Australian punk Rock icon and doom rocker Nick Cave said the only rebellious way to “f***” with people in 2023 is “go to church and be a conservative.”
The iconic singer, best known for his band “Nick Cave and the Bad Seeds,” opened up about his journey back to faith and how following Jesus has become an act of rebellion.
Speaking with UnHerd’s Freddie Sayers, Cave said he wasn’t anti-establishment early in his career but instead at “odds” with his peers and audience.
“I came from Australia … I didn’t have that political furry, but I was much more concerned with f***ing with people on a different kind of a level,” Cave said. “And I was always sort of at odds with my peers, I would say.”
“So, what’s the equivalent today,” Sayers asked Cave. “How do you f*** with people, today?”
“You be a conservative, you go to church and be a conservative,” the punk rock singer quiped.
“There may now be a conservative edge to things, but that word I would use cautiously,” Cave said about his more recent creativity.
“Certainly these days I still get similar delight, which I got in the early days, in sort of f***ing with people to some degree.

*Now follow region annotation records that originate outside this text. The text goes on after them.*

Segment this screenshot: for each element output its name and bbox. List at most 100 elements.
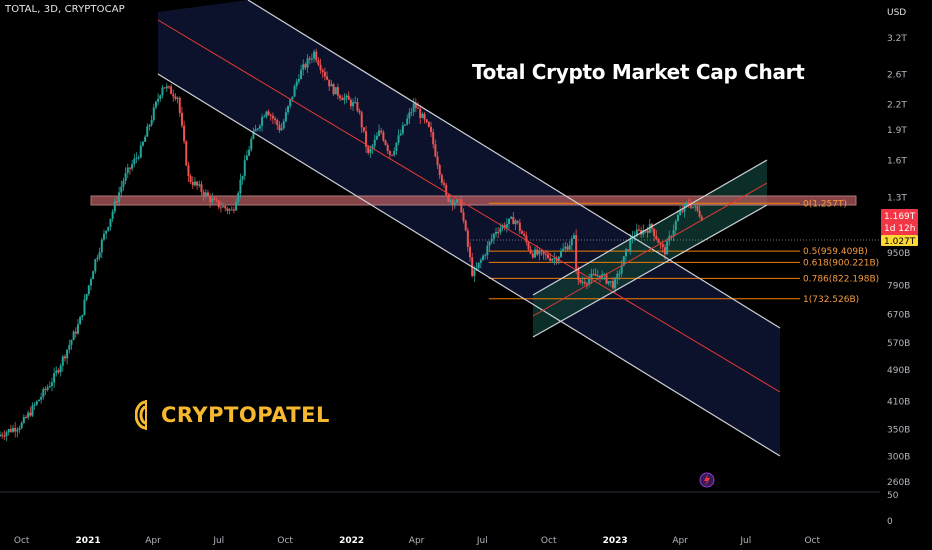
candle [611, 276, 614, 290]
candle [694, 202, 697, 212]
candle [356, 97, 359, 113]
candle [572, 232, 575, 240]
candle [144, 134, 147, 142]
candle [581, 276, 584, 287]
candle [109, 218, 112, 231]
candle [551, 257, 554, 263]
candle [261, 113, 264, 132]
rising-channel-mid[interactable] [532, 182, 768, 317]
rising-channel-lower[interactable] [532, 204, 768, 338]
candle [423, 112, 426, 124]
candle [102, 229, 105, 242]
rising-channel-upper[interactable] [532, 159, 768, 296]
descending-channel-mid[interactable] [157, 19, 781, 393]
volume-tick-label: 50 [887, 491, 899, 501]
candle [5, 430, 8, 442]
candle [508, 218, 511, 230]
candle [308, 55, 311, 65]
current-price-tag: 1.169T 1d 12h [881, 209, 918, 235]
candle [620, 260, 623, 278]
candle [421, 112, 424, 119]
candle [486, 240, 489, 260]
candle [35, 400, 38, 407]
candle [57, 368, 60, 375]
fib-level-label: 0.618(900.221B) [803, 258, 879, 268]
candle [148, 123, 151, 131]
candle [401, 122, 404, 136]
candle [555, 255, 558, 265]
candle [211, 192, 214, 205]
candle [313, 49, 316, 63]
price-axis[interactable]: USD 3.2T 2.6T 2.2T 1.9T 1.6T 1.3T 950B 790B 670B… [887, 8, 910, 488]
candle [362, 127, 365, 134]
descending-channel-lower[interactable] [157, 73, 781, 457]
candle [397, 129, 400, 146]
candle [302, 59, 305, 76]
candle [118, 186, 121, 207]
candle [252, 127, 255, 140]
candle [83, 294, 86, 316]
x-tick-label: Oct [541, 536, 557, 546]
y-tick-label: 410B [887, 397, 910, 407]
candle [382, 130, 385, 142]
x-tick-label: Jul [739, 536, 751, 546]
candle [495, 227, 498, 238]
candle [386, 143, 389, 154]
candle [74, 327, 77, 338]
candle [306, 54, 309, 73]
candle [464, 219, 467, 232]
candle [167, 85, 170, 89]
candle [531, 252, 534, 260]
candle [469, 241, 472, 262]
candle [521, 229, 523, 235]
candle [70, 339, 73, 350]
candle [189, 173, 192, 185]
descending-channel-upper[interactable] [247, 0, 781, 329]
volume-axis: 50 0 [887, 491, 899, 527]
candle [607, 281, 610, 286]
candle [384, 139, 387, 146]
candle [40, 392, 43, 404]
candle [128, 167, 131, 175]
candle [89, 277, 92, 291]
fib-retracement[interactable]: 0(1.257T) 0.5(959.409B)0.618(900.221B) 0.7… [488, 199, 879, 305]
candle [345, 93, 348, 103]
candle [432, 128, 435, 149]
currency-label: USD [887, 8, 906, 18]
candle [570, 235, 573, 252]
candle [265, 110, 268, 119]
lightning-icon[interactable] [699, 472, 715, 488]
candle [653, 228, 656, 242]
candle [538, 247, 541, 261]
candle [213, 195, 216, 201]
candle [347, 91, 350, 100]
x-tick-label: 2023 [603, 536, 628, 546]
candle [436, 151, 439, 170]
candle [655, 230, 658, 241]
candle [315, 48, 318, 63]
candle [575, 229, 578, 275]
candle [553, 252, 556, 266]
candle [484, 253, 487, 260]
candle [637, 224, 640, 232]
candle [271, 112, 274, 125]
x-tick-label: Apr [672, 536, 688, 546]
y-tick-label: 2.6T [887, 71, 907, 81]
candle [120, 180, 123, 198]
time-axis[interactable]: Oct 2021 Apr Jul Oct 2022 Apr Jul Oct 2023 Apr Jul O… [14, 536, 821, 546]
candle [367, 145, 370, 155]
candle [698, 205, 701, 219]
descending-channel-fill [158, 0, 780, 456]
candle [304, 62, 307, 70]
candle [317, 57, 320, 67]
candle [395, 142, 398, 155]
candle [414, 98, 417, 113]
candle [98, 247, 101, 261]
candle [430, 121, 433, 137]
candle [360, 110, 363, 133]
candle [146, 123, 149, 137]
candle [280, 122, 283, 131]
candle [176, 96, 179, 104]
candle [126, 163, 129, 179]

There is something about living outside the expectations of other people that is energizing.”
Cave also discussed woke culture and censorship, saying he feels “a kind of wet blanket has been thrown over art in general, and this is just not good.”
“What is the wet blanket?” the 65-year-old continued.
“Well, a squeamish, censorious, merciless idea that there are certain things that you can get away with saying and certain things that you can’t get away with saying.”
“But I get tired of hearing people say: ‘Well, you can’t say this; I think this, but you can’t say this,'” Cave explained.
“That’s reflective of a mood, but I don’t think it’s true. I don’t think there are things that you can’t say. You just need to take the consequences of saying certain sorts of things.”
“Now these consequences are brutal, and merciless, and unjust sometimes, and it’s distressing to see these things happen,” he added.
Cave’s return to God came after his 15-year-old son, Arthur, died after falling off a cliff near the family’s home.
Unsurprisingly, the tragedy changed the singer’s life.
“Now I see the world in a completely different way, and see human beings in a completely different way,” Cave told UnHerd.
“I see the brokenness of human beings, but also the unbelievable value of human beings. This is something that, back then, I could never have imagined I would have felt. I think it has something to do with becoming a more complete person, through a series of things that have happened to me through my life — things that have happened to us all, probably.”